Né sino all’ultimo eluse ad Àpito il germe divino.
Egli, premendo nel cuore furore indicibile, punto
da cruccio acutissimo, andò a Pito, per chiedere al Nume
consiglio nell’onta insoffribile. — Evadne, deposta la zona
di porpora e d’oro, e la càlpide argentea, sotto una macchia
cerulea, die’ a luce un fanciullo di mente divina — ad assisterla,
il Dio chioma d’oro le Moire e Ilizia benigna inviò.


III


Strofe

Dal grembo doglioso d’amore d’un subito Víamo a luce
appare. La madre dogliosa
a terra lo lascia. Ma, grazie a’ Celesti,
due draghi di glauca pupilla gli stettero a guardia, gli diedero
ristoro col succo dell’api purissimo. — E quando il monarca
da Pito rupestre alla reggia sul cocchio tornò, chiese a tutti
del pargolo nato ad Evadne.
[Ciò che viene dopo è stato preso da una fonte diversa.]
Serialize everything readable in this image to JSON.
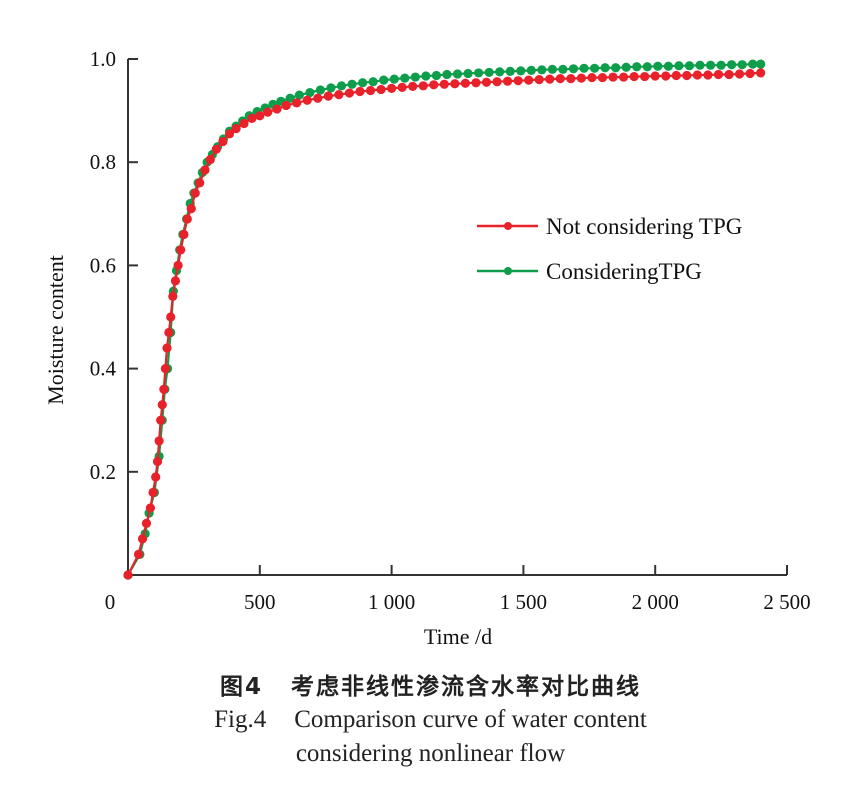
{
  "chart_data": {
    "type": "line",
    "title": "",
    "xlabel": "Time /d",
    "ylabel": "Moisture content",
    "xlim": [
      0,
      2500
    ],
    "ylim": [
      0,
      1.0
    ],
    "x_ticks": [
      0,
      500,
      1000,
      1500,
      2000,
      2500
    ],
    "x_tick_labels": [
      "0",
      "500",
      "1 000",
      "1 500",
      "2 000",
      "2 500"
    ],
    "y_ticks": [
      0.2,
      0.4,
      0.6,
      0.8,
      1.0
    ],
    "y_tick_labels": [
      "0.2",
      "0.4",
      "0.6",
      "0.8",
      "1.0"
    ],
    "grid": false,
    "legend_position": "center-right",
    "series": [
      {
        "name": "Not considering TPG",
        "color": "#e8212a",
        "marker": "circle",
        "x": [
          0,
          40,
          55,
          70,
          85,
          95,
          105,
          112,
          118,
          124,
          130,
          136,
          142,
          148,
          155,
          162,
          170,
          180,
          190,
          200,
          212,
          225,
          240,
          255,
          272,
          292,
          312,
          335,
          360,
          385,
          410,
          440,
          470,
          500,
          530,
          565,
          600,
          640,
          680,
          720,
          760,
          800,
          840,
          880,
          920,
          960,
          1000,
          1040,
          1080,
          1120,
          1160,
          1200,
          1240,
          1280,
          1320,
          1360,
          1400,
          1440,
          1480,
          1520,
          1560,
          1600,
          1640,
          1680,
          1720,
          1760,
          1800,
          1840,
          1880,
          1920,
          1960,
          2000,
          2040,
          2080,
          2120,
          2160,
          2200,
          2240,
          2280,
          2320,
          2360,
          2400
        ],
        "y": [
          0,
          0.04,
          0.07,
          0.1,
          0.13,
          0.16,
          0.19,
          0.22,
          0.26,
          0.3,
          0.33,
          0.36,
          0.4,
          0.44,
          0.47,
          0.5,
          0.54,
          0.57,
          0.6,
          0.63,
          0.66,
          0.69,
          0.71,
          0.74,
          0.76,
          0.785,
          0.805,
          0.825,
          0.84,
          0.855,
          0.865,
          0.875,
          0.885,
          0.89,
          0.897,
          0.903,
          0.91,
          0.915,
          0.92,
          0.924,
          0.928,
          0.931,
          0.934,
          0.937,
          0.939,
          0.941,
          0.943,
          0.945,
          0.947,
          0.948,
          0.95,
          0.951,
          0.952,
          0.953,
          0.954,
          0.955,
          0.956,
          0.957,
          0.958,
          0.959,
          0.96,
          0.961,
          0.962,
          0.962,
          0.963,
          0.964,
          0.964,
          0.965,
          0.965,
          0.966,
          0.966,
          0.967,
          0.967,
          0.968,
          0.968,
          0.969,
          0.969,
          0.97,
          0.97,
          0.971,
          0.972,
          0.973
        ]
      },
      {
        "name": "ConsideringTPG",
        "color": "#0e9e4b",
        "marker": "circle",
        "x": [
          0,
          45,
          65,
          80,
          100,
          118,
          130,
          140,
          150,
          162,
          172,
          184,
          196,
          208,
          222,
          236,
          250,
          266,
          282,
          300,
          320,
          340,
          362,
          385,
          410,
          435,
          460,
          490,
          520,
          550,
          580,
          615,
          650,
          690,
          730,
          770,
          810,
          850,
          890,
          930,
          970,
          1010,
          1050,
          1090,
          1130,
          1170,
          1210,
          1250,
          1290,
          1330,
          1370,
          1410,
          1450,
          1490,
          1530,
          1570,
          1610,
          1650,
          1690,
          1730,
          1770,
          1810,
          1850,
          1890,
          1930,
          1970,
          2010,
          2050,
          2090,
          2130,
          2170,
          2210,
          2250,
          2290,
          2330,
          2370,
          2400
        ],
        "y": [
          0,
          0.04,
          0.08,
          0.12,
          0.16,
          0.23,
          0.3,
          0.36,
          0.4,
          0.47,
          0.55,
          0.59,
          0.63,
          0.66,
          0.69,
          0.72,
          0.74,
          0.76,
          0.78,
          0.8,
          0.815,
          0.83,
          0.845,
          0.86,
          0.87,
          0.88,
          0.89,
          0.898,
          0.905,
          0.912,
          0.918,
          0.924,
          0.93,
          0.935,
          0.94,
          0.944,
          0.948,
          0.951,
          0.954,
          0.956,
          0.959,
          0.961,
          0.963,
          0.965,
          0.967,
          0.968,
          0.97,
          0.971,
          0.972,
          0.973,
          0.974,
          0.975,
          0.976,
          0.977,
          0.978,
          0.979,
          0.98,
          0.98,
          0.981,
          0.982,
          0.982,
          0.983,
          0.983,
          0.984,
          0.985,
          0.985,
          0.986,
          0.986,
          0.987,
          0.987,
          0.988,
          0.988,
          0.988,
          0.989,
          0.989,
          0.99,
          0.99
        ]
      }
    ]
  },
  "caption": {
    "cn_number": "图4",
    "cn_text": "考虑非线性渗流含水率对比曲线",
    "en_number": "Fig.4",
    "en_line1": "Comparison curve of water content",
    "en_line2": "considering nonlinear flow"
  }
}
Dicea ch’era germe d’Apollo;


Antistrofe

dicea che sarebbe fra gli uomini famoso su tutti i profeti;
né mai la sua stirpe morrebbe.
Diceva cosí: rispondevano quelli:
né udito né visto l’avevano; e cinque eran giorni trascorsi. —
Ché il pargolo ascoso giaceva fra giunchi, fra impervî cespugli,
infuso le tenere membra dai raggi che porpora e gialli
piovean le viole. Onde a lui provenne il suo nome immortale.